I would like to insert a one page pdf file into 3 places of a larger pdf file (say 100 pages) at specified pages numbers, e.g. pages 3, 7 and 10. So, I need to split the larger document at page 3, 7, 10, then insert the one page pdf doc, and then merge all the splits parts together in a new pdf file.
I have attempted to do as follows:
PDDocument doc;
PDDocument onePage;
Splitter splitDoc = new Splitter();
PDFMergerUtility mergedDoc = new PDFMergerUtility();
onePage = PDDocument.load("/path/onepage.pdf");
doc = PDDocument.load("/path/hundredpages.pdf");
splitDoc.setSplitAtPage(1); // inefficient
// is there a better solution for split?
List<PDDocument> splitDocs = splitDoc.split(doc);
for (int i=0; i<splitDocs.size(); i++) {
if (i==2 || i==7 || i==10) { // only to demonstrate
mergeFiles.addSource(onePage); // see comment below
} else {
// doesn't accept PDDocument
// what's the alternative without resorting to InputStream
mergeFiles.addSource(splitDocs.remove(0));
}
}
mergedDoc.setDestinationFileName("/path/mergeddoc.pdf");
mergedDoc.mergeDocuments();
Where are my going wrong or is there a better way?
Upvotes: 0
Views: 1868
Reputation: 95928
This answer is about what you actually want to achieve, i.e.
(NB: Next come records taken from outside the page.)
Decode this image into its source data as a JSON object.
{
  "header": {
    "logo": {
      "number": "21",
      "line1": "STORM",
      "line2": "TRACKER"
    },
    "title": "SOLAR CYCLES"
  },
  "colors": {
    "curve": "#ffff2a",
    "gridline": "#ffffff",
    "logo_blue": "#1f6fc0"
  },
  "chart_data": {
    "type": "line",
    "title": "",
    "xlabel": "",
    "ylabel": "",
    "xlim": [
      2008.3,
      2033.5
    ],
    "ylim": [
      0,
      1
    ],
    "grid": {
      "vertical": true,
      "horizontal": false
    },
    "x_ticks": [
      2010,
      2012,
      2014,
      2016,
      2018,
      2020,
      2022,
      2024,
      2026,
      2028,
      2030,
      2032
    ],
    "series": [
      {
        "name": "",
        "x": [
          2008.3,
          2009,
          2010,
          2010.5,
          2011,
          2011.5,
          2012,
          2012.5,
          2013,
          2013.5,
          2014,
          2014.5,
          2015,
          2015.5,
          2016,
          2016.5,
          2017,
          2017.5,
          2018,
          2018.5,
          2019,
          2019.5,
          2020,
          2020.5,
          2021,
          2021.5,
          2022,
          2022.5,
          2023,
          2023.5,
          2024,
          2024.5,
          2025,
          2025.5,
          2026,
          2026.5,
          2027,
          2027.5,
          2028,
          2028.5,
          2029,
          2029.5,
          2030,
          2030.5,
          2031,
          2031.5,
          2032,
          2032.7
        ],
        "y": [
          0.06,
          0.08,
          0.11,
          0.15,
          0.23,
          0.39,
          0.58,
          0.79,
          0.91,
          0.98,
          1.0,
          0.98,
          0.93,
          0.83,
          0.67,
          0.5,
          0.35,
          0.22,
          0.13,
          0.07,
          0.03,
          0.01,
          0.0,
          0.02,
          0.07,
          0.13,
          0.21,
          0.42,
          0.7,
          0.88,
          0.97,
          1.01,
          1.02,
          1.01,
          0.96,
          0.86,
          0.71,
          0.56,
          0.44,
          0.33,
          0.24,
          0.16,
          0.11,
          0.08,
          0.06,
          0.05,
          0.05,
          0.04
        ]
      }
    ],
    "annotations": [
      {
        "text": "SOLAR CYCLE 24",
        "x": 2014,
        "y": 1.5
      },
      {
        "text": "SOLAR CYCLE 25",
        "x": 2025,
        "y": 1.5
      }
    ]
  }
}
I would like to insert a one page pdf file into 3 places of a larger pdf file (say 100 pages) at specified pages numbers, e.g. pages 3, 7 and 10.
and not what you think you have to do for that, i.e.
So, I need to split the larger document at page 3, 7, 10, then insert the one page pdf doc, and then merge all the splits parts together in a new pdf file.
Furthermore, I assume you still are using a PDFBox version 1.8.x, not a 2.0.0 release candidate.
To insert pages into a document (represented by a PDDocument
instance) you actually don't have to split and re-merge that document, you merely have to add the page at the given indices. Thus, we can simplify the approach.
At the same time, though, there is a detail in your task which complicates it again: You cannot insert the identical page object multiple times into the same target document, one at least has to create a shallow copy of it.
Taking this into account, you can insert a one page pdf file into 3 places of a larger pdf:
PDDocument document = ...;
PDDocument singlePageDocument = ...;
PDPage singlePage = (PDPage) singlePageDocument.getDocumentCatalog().getAllPages().get(0);
PDPageNode rootPages = document.getDocumentCatalog().getPages();
rootPages.getKids().add(3-1, singlePage);
singlePage.setParent(rootPages);
singlePage = new PDPage(new COSDictionary(singlePage.getCOSDictionary()));
rootPages.getKids().add(7-1, singlePage);
singlePage = new PDPage(new COSDictionary(singlePage.getCOSDictionary()));
rootPages.getKids().add(10-1, singlePage);
rootPages.updateCount();
document.save(...);
(InsertPages.java method testInsertPages
)
Beware, though, this code assumes a flat page tree. In case of deeper page trees one has to walk the page list differently: To insert a page as nth document page, you cannot simply add it at position n-1 to the Pages root but instead have to inspect its kids one by one, and if coming along an inner PDPageNode
object, you have to read its Count
value to check the number of pages it contains; if this number implies that the position to insert at is contained within, you have to recurse into that inner PDPageNode
object.
Upvotes: 1